Christopher Dornblaser

The National Weather Service has issued a high wind warning for York and surrounding counties, predicting winds with gusts of up to 60 mph Saturday night into Sunday morning. The weather is potentially hazardous for large trucks, experts say.

(Bill Kalina -

Winds: The high wind warning is set for midnight until noon Sunday. John LaCorte, meteorologist for the National Weather Service in State College, said the winds are a result of an unseasonably strong cold front coming through the area.

"It's going to get gusty tonight through Sunday," he said on Saturday afternoon.  "You're going to hear it probably tonight."

LaCorte said the unseasonably strong cold front will bring in some cold weather, with lows for Saturday and Sunday in the 30s.

Randy Adkins, meteorologist for AccuWeather, said the winds on Sunday will make it feel much colder.

"When combining with the wind, it's going to feel like it's in the teens," he said. "It's going to feel a good 10 to 15 degrees colder."

Power outages: Scott Takac, spokesman with Met-Ed, the county's largest electricity supplier, said they have known about the potential for high winds since Friday and are prepared for outages.

“Whenever you have high winds, there’s gonna be some outages,” he said.

"We're way out in front of it," Takac added. "We've got crews ready."

Takac said crews will address outages with the most customers affected first, and then work their way down to the smaller outages.

He also urged people to call them immediately if they see a downed power line.

"The biggest thing is to stay away from downed lines," he said, adding that people should call 1-888-544-4877 to report outages or downed power lines.

He suggested people use the Met-Ed outage map to locate where the outages are and when they are expected to be resolved.

"We're used to this, especially this time of year, and we're ready," he said.

Precautions:  LaCorte said in an event such as this, trees with fewer leaves are less likely to be knocked down from the wind. That's good news for this area, where spring isn't in full bloom just yet.

LaCorte urged people with lawn furniture outside to bring it in.

"That kind of stuff tends to blow around," he said.

In addition to the lawn furniture, he said, larger vehicles, such as tractor-trailers and box trucks, might be at risk due to the winds.

"I guess the bigger your target, the more wind can push on it," he said.

Adkins echoed LaCorte's statement. He said the high-profile vehicles have a higher center of gravity, making them prone to being blown over by stronger winds. Larger pedestrian vehicles should not be too much of a concern though, according to Adkins.

"As far as like a van or SUV, rollover because of high winds is probably not going to happen." he said, adding that there is potential for those vehicles to drift as a result of the wind.

Adkins warned people to take caution when traveling on overpasses or higher exposed areas because winds could be locally stronger there.

York County spokesman Carl Lindquist said the Office of Emergency Management will be monitoring the winds as they happen and will assist municipalities in getting the necessary resources should something happen.

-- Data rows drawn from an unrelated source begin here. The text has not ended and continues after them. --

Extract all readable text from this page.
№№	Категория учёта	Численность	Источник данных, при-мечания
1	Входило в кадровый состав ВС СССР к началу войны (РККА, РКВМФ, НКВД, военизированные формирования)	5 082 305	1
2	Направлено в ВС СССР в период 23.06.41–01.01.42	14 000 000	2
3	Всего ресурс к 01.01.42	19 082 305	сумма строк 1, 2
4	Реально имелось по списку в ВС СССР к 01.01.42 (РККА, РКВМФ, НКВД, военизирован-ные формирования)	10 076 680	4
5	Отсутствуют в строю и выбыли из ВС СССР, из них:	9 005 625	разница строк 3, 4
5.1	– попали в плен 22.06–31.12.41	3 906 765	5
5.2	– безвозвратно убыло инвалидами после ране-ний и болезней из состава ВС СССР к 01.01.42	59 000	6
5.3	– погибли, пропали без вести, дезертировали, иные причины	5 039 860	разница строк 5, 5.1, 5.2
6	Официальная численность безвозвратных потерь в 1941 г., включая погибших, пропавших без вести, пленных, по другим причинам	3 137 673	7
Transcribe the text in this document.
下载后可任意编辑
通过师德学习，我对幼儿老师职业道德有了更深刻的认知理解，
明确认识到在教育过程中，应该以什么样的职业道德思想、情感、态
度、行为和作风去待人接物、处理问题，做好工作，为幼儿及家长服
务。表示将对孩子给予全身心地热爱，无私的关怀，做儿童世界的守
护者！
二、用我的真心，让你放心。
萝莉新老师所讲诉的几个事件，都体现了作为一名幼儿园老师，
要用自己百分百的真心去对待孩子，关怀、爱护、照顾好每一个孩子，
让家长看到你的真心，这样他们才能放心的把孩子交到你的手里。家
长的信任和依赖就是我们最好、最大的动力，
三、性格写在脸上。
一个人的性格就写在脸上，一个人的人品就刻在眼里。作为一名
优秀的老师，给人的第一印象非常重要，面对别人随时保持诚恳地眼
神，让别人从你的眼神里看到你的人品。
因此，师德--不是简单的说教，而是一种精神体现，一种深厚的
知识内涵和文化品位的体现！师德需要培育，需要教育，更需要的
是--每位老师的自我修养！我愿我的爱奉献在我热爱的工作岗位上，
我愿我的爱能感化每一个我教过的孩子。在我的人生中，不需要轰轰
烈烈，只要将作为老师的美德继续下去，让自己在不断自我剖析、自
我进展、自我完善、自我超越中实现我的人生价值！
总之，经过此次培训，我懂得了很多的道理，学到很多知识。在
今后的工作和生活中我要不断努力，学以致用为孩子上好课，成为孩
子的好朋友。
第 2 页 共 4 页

He said they have also been giving out information to the public on the upcoming wind warning.

"We do that around every incident or potential incident that raises concern," he said.

What's next?: The warmer weather the county has seen recently is looking to go away for a few days as the cold front brings some cooler weather, according to LaCorte.

“Some of the days are going to be looking at highs 15 to 20 degrees below normal,” he said.

LaCorte said the warmer weather is looking to return by mid-week, but until then, people should be cautious. He said anyone who may have plants out should bring them inside because the weather will be too cold for them.

“The next several days are really the core of the cold coming through,” he said.